O futebol desperta muitas emoções. Positivas ou negativas, cada pessoa tem a sua maneira de lidar com o jogo. Há pessoas que odeiam certo clube, certo jogador, certo treinador. Confesso que o futebol também me desperta um certo ódio, mas não tem nada a ver com um clube rival, com a falta de habilidade de um jogador ou com um treinador que não sabe pôr uma equipa a defender, à zona, nas bolas paradas. Aliás, o meu ódio é mais específico, porque não tem bem a ver com os intervenientes do jogo, mas mais com um interveniente fora do jogo. Não, não estou a falar dos adeptos, nem dos comentadores. Estou a falar da minha mãe.
Eu odeio ver um jogo de futebol com a minha mãe. A sua presença faz-me odiar ver futebol. Sempre que ela está no mesmo espaço físico que eu, consigo transformar-me num membro da claque dos Super Dragões, Juve Leo, No Name Boys, White Angels e Mancha Negra – tudo na mesma pessoa – tal é o odio que sinto dentro de mim. É mais ou menos como aquela cena dos Power Rangers, que levam coça dos maus e, de um momento para o outro, cada Power Ranger junta-se e transforma-se num só e o episódio acaba bem. Atenção: esta raiva não apareceu de um momento para o outro. Isto é o culminar de anos e anos a levar com questões, comentários e comportamentos muito pouco aceitáveis.
As perguntas da minha mãe andam sempre à volta do mesmo: só mudam as personagens e normalmente não são mais que três. Uma pergunta, muito frequente, que me coloca: “O Real Madrid são os de branco, não são?” É uma pergunta que até pode ser pertinente se for colocada no início do jogo e se a equipa for desconhecida. O problema é que é quase sempre depois do minuto 60 e a equipa é um colosso mundial. Eu acho que a minha mãe deve pensar que está a ver um filme de suspense. “O que está por detrás de tudo isto é o que apareceu de casaco vermelho, não é?”
Outra pergunta que faz é: “O que é que acontece se o resultado ficar assim?” Nada, mãe. Não acontece nada. O árbitro apita para o final e ninguém é decapitado. O que é que poderia acontecer? O árbitro apitava e dizia para os jogadores: “Ok, 90 minutos de futebol, vamos agora para a primeira parte do jogo da parede.”

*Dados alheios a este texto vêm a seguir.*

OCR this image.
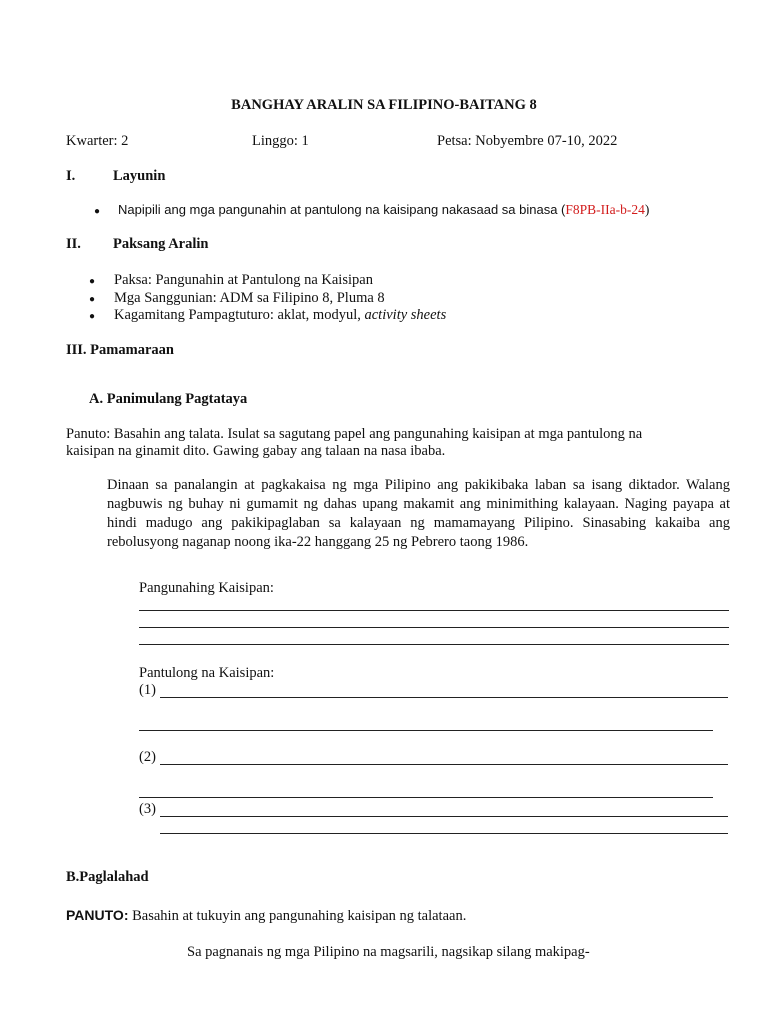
BANGHAY ARALIN SA FILIPINO-BAITANG 8
Kwarter: 2	Linggo: 1	Petsa: Nobyembre 07-10, 2022
I.	Layunin
● Napipili ang mga pangunahin at pantulong na kaisipang nakasaad sa binasa (F8PB-IIa-b-24)
II. Paksang Aralin
● Paksa: Pangunahin at Pantulong na Kaisipan
● Mga Sanggunian: ADM sa Filipino 8, Pluma 8
● Kagamitang Pampagtuturo: aklat, modyul, activity sheets
III. Pamamaraan
A. Panimulang Pagtataya
Panuto: Basahin ang talata. Isulat sa sagutang papel ang pangunahing kaisipan at mga pantulong na
kaisipan na ginamit dito. Gawing gabay ang talaan na nasa ibaba.
Dinaan sa panalangin at pagkakaisa ng mga Pilipino ang pakikibaka laban sa isang diktador. Walang nagbuwis ng buhay ni gumamit ng dahas upang makamit ang minimithing kalayaan. Naging payapa at hindi madugo ang pakikipaglaban sa kalayaan ng mamamayang Pilipino. Sinasabing kakaiba ang rebolusyong naganap noong ika-22 hanggang 25 ng Pebrero taong 1986.
Pangunahing Kaisipan:
Pantulong na Kaisipan:
(1)
(2)
(3)
B.Paglalahad
PANUTO: Basahin at tukuyin ang pangunahing kaisipan ng talataan.
Sa pagnanais ng mga Pilipino na magsarili, nagsikap silang makipag-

São questões, como estas, que ando a levar ano após ano, constantemente. Há mais uma: “O Ronaldo não está no Chelsea?” Nossa senhora, tanta profanação numa só pergunta! Mais uma vez, podia ser uma pergunta pertinente se não estivéssemos a falar do melhor jogador do mundo. Se fosse algo do género: “O Miguelito – defesa que passou pelo Benfica – não está no Vitória de Setúbal?” Aí está uma boa pergunta, mãe. Não te sei responder. Vou ver no zerozero...Neste momento, está a jogar no Chaves.
É que isto são coisas que mexem comigo. Não consigo ver futebol descansado. E os comentários? Meu deus, os comentários! Os comentários são sempre sobre o tipo de penteado dos jogadores. Sempre. “Olha-me para o cabelo deste.” “Que lindo penteado.” “Que penteado tão ridículo.” É sempre isto. Não há um comentário que seja: “Epá, excelente transição defesa-ataque a conseguir roubar, rapidamente, a bola e a disponibilizar, imediatamente, nos extremos.” É sempre sobre folículos capilares.
Mais: o seu comportamento durante um jogo. Eu consigo ver uma partida de futebol, sentado no sofá, durante os 90 minutos. A minha mãe não. Sem mais nem menos, num pontapé de canto, levanta-se do sofá e vai-se embora. Mas tu és o quê? Um gato? O engraçado é que depois só volta passado uns 20 minutos e não dá qualquer justificação. Senta-se como se não fosse nada.
É que, lá está, estamos a falar de uma mulher que não tem qualquer interesse pela modalidade, mas tenta demonstrar interesse. E isso faz-me odiar ver futebol com ela. O que eu mais sonho é ver a minha mãe num desses programas desportivos. Se os ânimos, nesses programas, já ficam exaltados, nem quero imaginar com a minha mãe lá presente.